2020年11月14日土曜日

三層窟と天岩屋の考察①

戸隠表山三十三窟の中に三層窟というのがある。

三層窟というからには、窟が三層になっている窟と思われるが、窟の名称は時代とともに変化したりして、令和の時代にどの窟がどれかというのを同定するのは難しい。

三十三窟に一定の見解を示している戸隠村の石造文化財(2004年)では、やはり窟が層状に三段になっている窟を三層窟としている。写真でこんな感じ。


この三層の窟内には、中段に散乱した石祠が3基、右側の岩壁の中ほどに天照大御神と刻まれた石祠が1基ある。

戸隠―総合学術調査報告 (1971年)では、この他に中央の高い岩棚に虚空蔵尊の石祠があるので虚空蔵窟として掲載されているが、この石祠は今は失われている。


他の窟に比べたら石祠はたくさん残されている窟ではあるが、やはりどんな窟で何なのかーというのは決め手はないが、先日、長野市の公文書館で見てた資料とちょっとつじつまが合いそうな記載があった。

江戸末期から明治初期にかけて、荒廃していた戸隠表山三十三窟の再興に取り組んだ野池久左衛門の一派の明治8年の資料で、十四窟分の名称、祭神などが書かれている。

その中に――、

 第三 三層窟 祭神 高皇産霊神、天之御中主神、神皇産霊神
 第四 天岩屋 祭神 天照大御神
 但しこの岩屋は行くのは難しいから、三層窟から拝む的な・・・

とある。

ちょっと古文書の読解には知識不足で意味があっているのか、よく分からないが。。でも三層窟は祭神が三で、石祠も3基あり、右の岩棚に天照大御神の石祠があるので、天岩屋には行けないのでこの三層窟から拝み、石祠もここに置いたということで合ってそうな。。

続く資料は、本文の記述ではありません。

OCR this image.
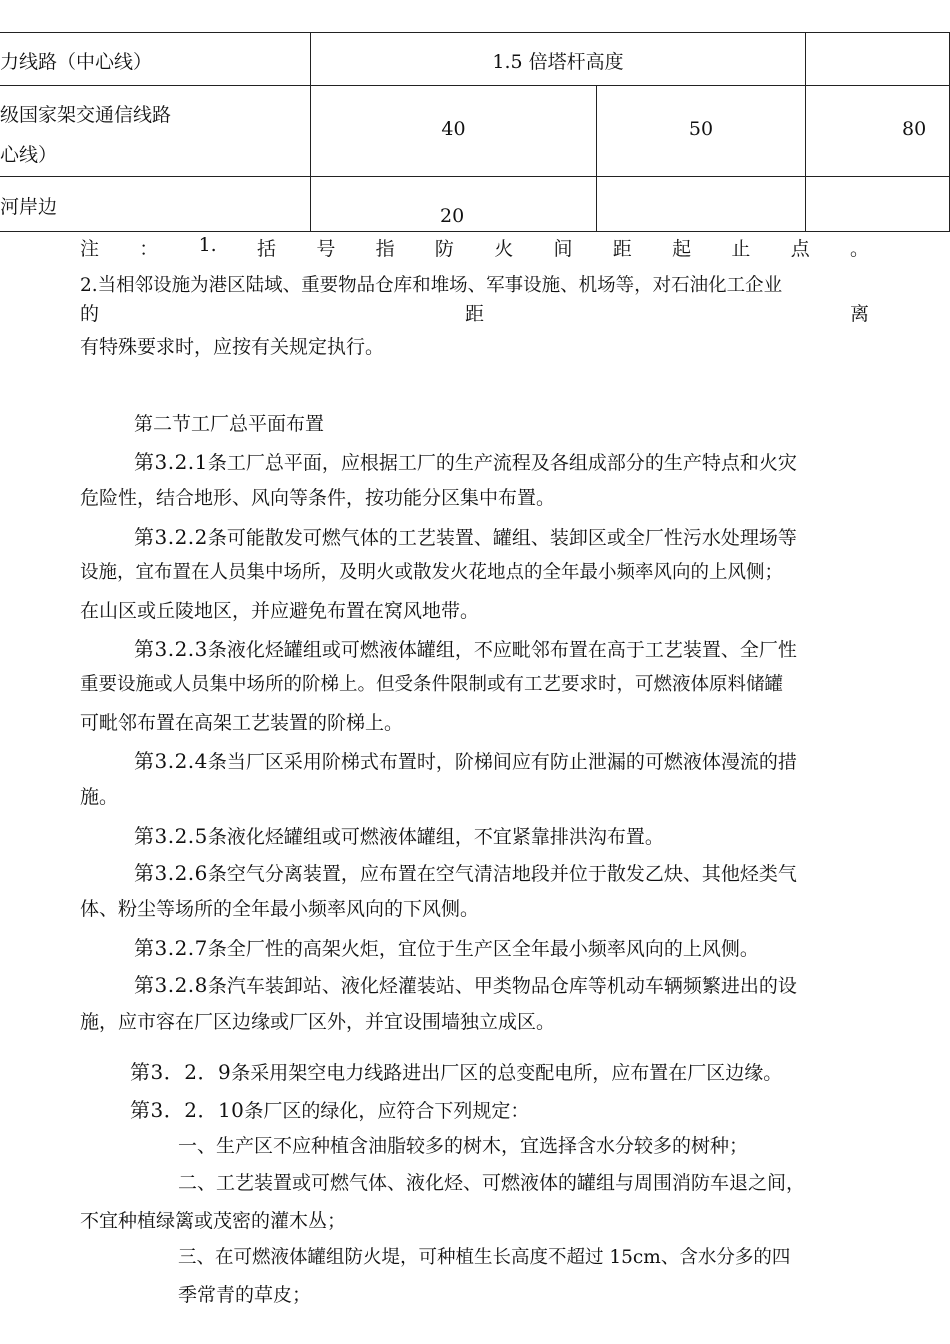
力线路（中心线）	1.5 倍塔杆高度
级国家架交通信线路
心线）
40	50	80
河岸边	20
注 ： 1. 括 号 指 防 火 间 距 起 止 点 。
2.当相邻设施为港区陆域、重要物品仓库和堆场、军事设施、机场等，对石油化工企业
的	距	离
有特殊要求时，应按有关规定执行。
第二节工厂总平面布置
第3.2.1条工厂总平面，应根据工厂的生产流程及各组成部分的生产特点和火灾
危险性，结合地形、风向等条件，按功能分区集中布置。
第3.2.2条可能散发可燃气体的工艺装置、罐组、装卸区或全厂性污水处理场等
设施，宜布置在人员集中场所，及明火或散发火花地点的全年最小频率风向的上风侧；
在山区或丘陵地区，并应避免布置在窝风地带。
第3.2.3条液化烃罐组或可燃液体罐组，不应毗邻布置在高于工艺装置、全厂性
重要设施或人员集中场所的阶梯上。但受条件限制或有工艺要求时，可燃液体原料储罐
可毗邻布置在高架工艺装置的阶梯上。
第3.2.4条当厂区采用阶梯式布置时，阶梯间应有防止泄漏的可燃液体漫流的措
施。
第3.2.5条液化烃罐组或可燃液体罐组，不宜紧靠排洪沟布置。
第3.2.6条空气分离装置，应布置在空气清洁地段并位于散发乙炔、其他烃类气
体、粉尘等场所的全年最小频率风向的下风侧。
第3.2.7条全厂性的高架火炬，宜位于生产区全年最小频率风向的上风侧。
第3.2.8条汽车装卸站、液化烃灌装站、甲类物品仓库等机动车辆频繁进出的设
施，应市容在厂区边缘或厂区外，并宜设围墙独立成区。
第3．2．9条采用架空电力线路进出厂区的总变配电所，应布置在厂区边缘。
第3．2．10条厂区的绿化，应符合下列规定：
一、生产区不应种植含油脂较多的树木，宜选择含水分较多的树种；
二、工艺装置或可燃气体、液化烃、可燃液体的罐组与周围消防车退之间，
不宜种植绿篱或茂密的灌木丛；
三、在可燃液体罐组防火堤，可种植生长高度不超过 15cm、含水分多的四
季常青的草皮；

また天照大御神の石祠の延長上の岩場の中腹には岩穴らしきものがある。 



戸隠―総合学術調査報告 (1971年)の記載では、かつて虚空蔵尊の石祠があったとあるが、昭和17年に姫野師が置いた石祠と思われる。天照大御神の石祠も姫野師が置いた同型のように見えるが、姫野師の石祠は屋根と塔身が一体となっており、細かい点で違う感じ。

【天照大御神の石祠】屋根と塔身は別々なので姫野師の石祠ではない感じ。




【姫野師らの石祠】どの祠も屋根と塔身は一体で、台石も滑らか。(写真は昭和17年に設置の大窟殿の石祠)




ちなみ姫野師が置いた石祠の窟名と祭神の名前が書かれた本によると、虚空蔵窟(虚空蔵菩薩)窟内三重なり と記載されており、三十三窟の再興にあたり、野池久左衛門の一派の資料を参考にしたのではなく、それぞれが独自の解釈でこの三層の窟を探し、それぞれの石祠を置いたと思われる。